Frequently asked questions
- What is the future value of ₹90,10,000 at 14% for 26 years?
- Under annual compounding (illustrative), maturity is about ₹27,18,00,922 with interest near ₹26,27,90,922. Actual mutual fund lumpsum returns are not guaranteed.
- Lumpsum vs SIP — which is better?
- Lumpsum deploys capital immediately; SIP spreads entries over time.
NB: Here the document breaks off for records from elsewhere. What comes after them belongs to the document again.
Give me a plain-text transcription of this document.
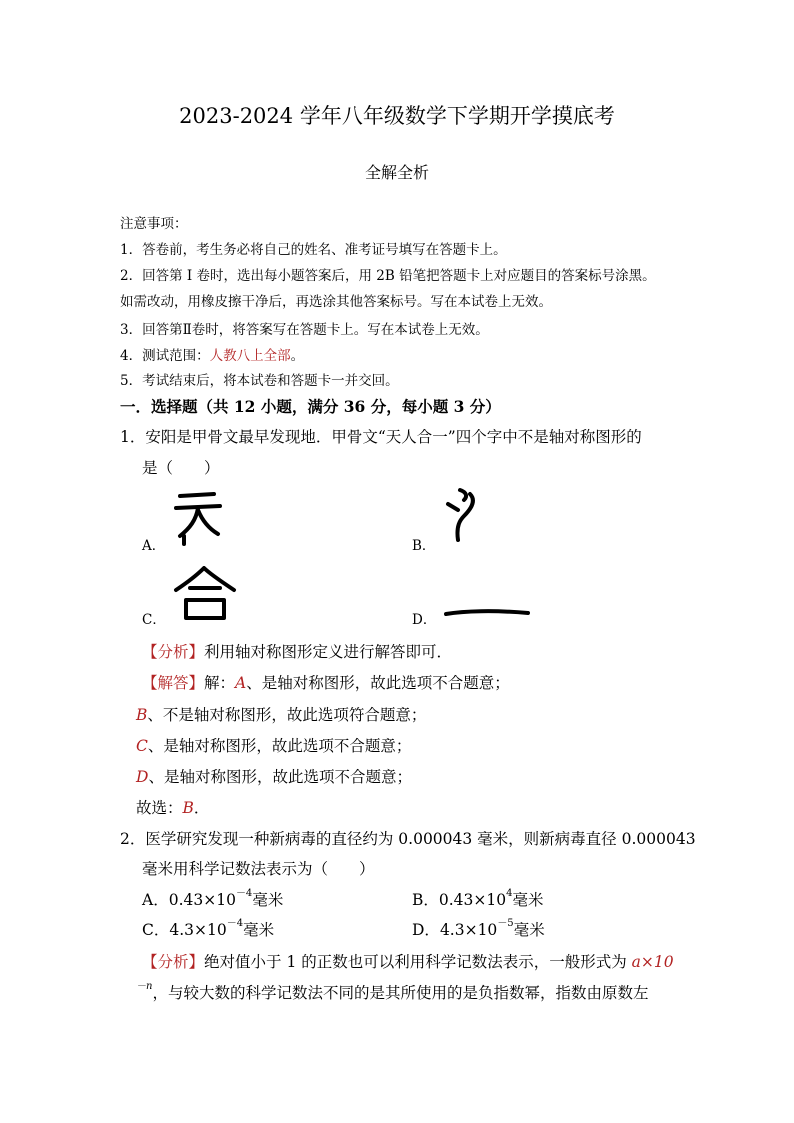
2023-2024 学年八年级数学下学期开学摸底考
全解全析
注意事项：
1．答卷前，考生务必将自己的姓名、准考证号填写在答题卡上。
2．回答第 I 卷时，选出每小题答案后，用 2B 铅笔把答题卡上对应题目的答案标号涂黑。
如需改动，用橡皮擦干净后，再选涂其他答案标号。写在本试卷上无效。
3．回答第Ⅱ卷时，将答案写在答题卡上。写在本试卷上无效。
4．测试范围：人教八上全部。
5．考试结束后，将本试卷和答题卡一并交回。
一．选择题（共 12 小题，满分 36 分，每小题 3 分）
1．安阳是甲骨文最早发现地．甲骨文“天人合一”四个字中不是轴对称图形的
是（　　）
A．	B．
C．	D．
【分析】利用轴对称图形定义进行解答即可．
【解答】解：A、是轴对称图形，故此选项不合题意；
B、不是轴对称图形，故此选项符合题意；
C、是轴对称图形，故此选项不合题意；
D、是轴对称图形，故此选项不合题意；
故选：B．
2．医学研究发现一种新病毒的直径约为 0.000043 毫米，则新病毒直径 0.000043
毫米用科学记数法表示为（　　）
A．$0.43\times 10^{-4}$毫米	B．$0.43\times 10^4$毫米
C．$4.3\times 10^{-4}$毫米	D．$4.3\times 10^{-5}$毫米
【分析】绝对值小于 1 的正数也可以利用科学记数法表示，一般形式为 a×10
$^{-n}$，与较大数的科学记数法不同的是其所使用的是负指数幂，指数由原数左
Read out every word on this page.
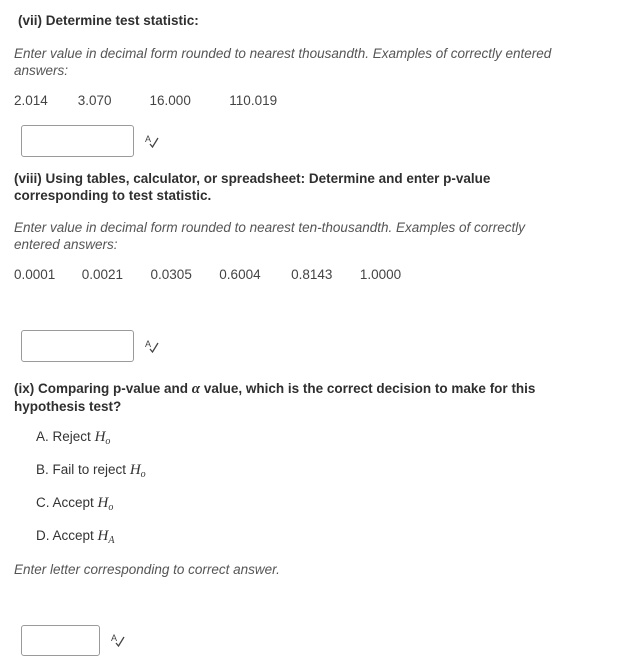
(vii) Determine test statistic:
Enter value in decimal form rounded to nearest thousandth. Examples of correctly entered answers:
2.014 3.070	16.000	110.019
A
(viii) Using tables, calculator, or spreadsheet: Determine and enter p-value corresponding to test statistic.
Enter value in decimal form rounded to nearest ten-thousandth. Examples of correctly entered answers:
0.0001 0.0021 0.0305 0.6004 0.8143 1.0000
A
(ix) Comparing p-value and α value, which is the correct decision to make for this hypothesis test?
A. Reject $H_o$
B. Fail to reject $H_o$
C. Accept $H_o$
D. Accept $H_A$
Enter letter corresponding to correct answer.
A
Risk/return profiles differ — use both calculators for perspective.
- Is this mutual fund lumpsum calculator India specific?
- It uses rupee amounts and common search intent for Indian investors; returns are illustrative, not a fund quote.
- Does this include tax?
- No — capital gains tax rules vary by asset and holding period.
- Can I change the return assumption?
- Yes — rerun with a lower rate for conservative planning.
- Where can I explore more scenarios?
- Use the internal links below for nearby principals, tenures, and rates.
Internal linking — related lumpsum calculator pages
Explore nearby scenarios on EasyCal — each link opens a calculator page with matching inputs (programmatic SEO).
- Lumpsum — 91.1 lakh · 26 years @ 14%
- Lumpsum — 92.1 lakh · 26 years @ 14%
- Lumpsum — 95.1 lakh · 26 years @ 14%
- Lumpsum — 100 lakh · 26 years @ 14%
- Lumpsum — 89.1 lakh · 26 years @ 14%
- Lumpsum — 88.1 lakh · 26 years @ 14%
- Lumpsum — 85.1 lakh · 26 years @ 14%
- Lumpsum — 80.1 lakh · 26 years @ 14%
- Lumpsum — 90.1 lakh · 28 years @ 14%
- Lumpsum — 90.1 lakh · 30 years @ 14%
Illustrative compounding only — not investment advice.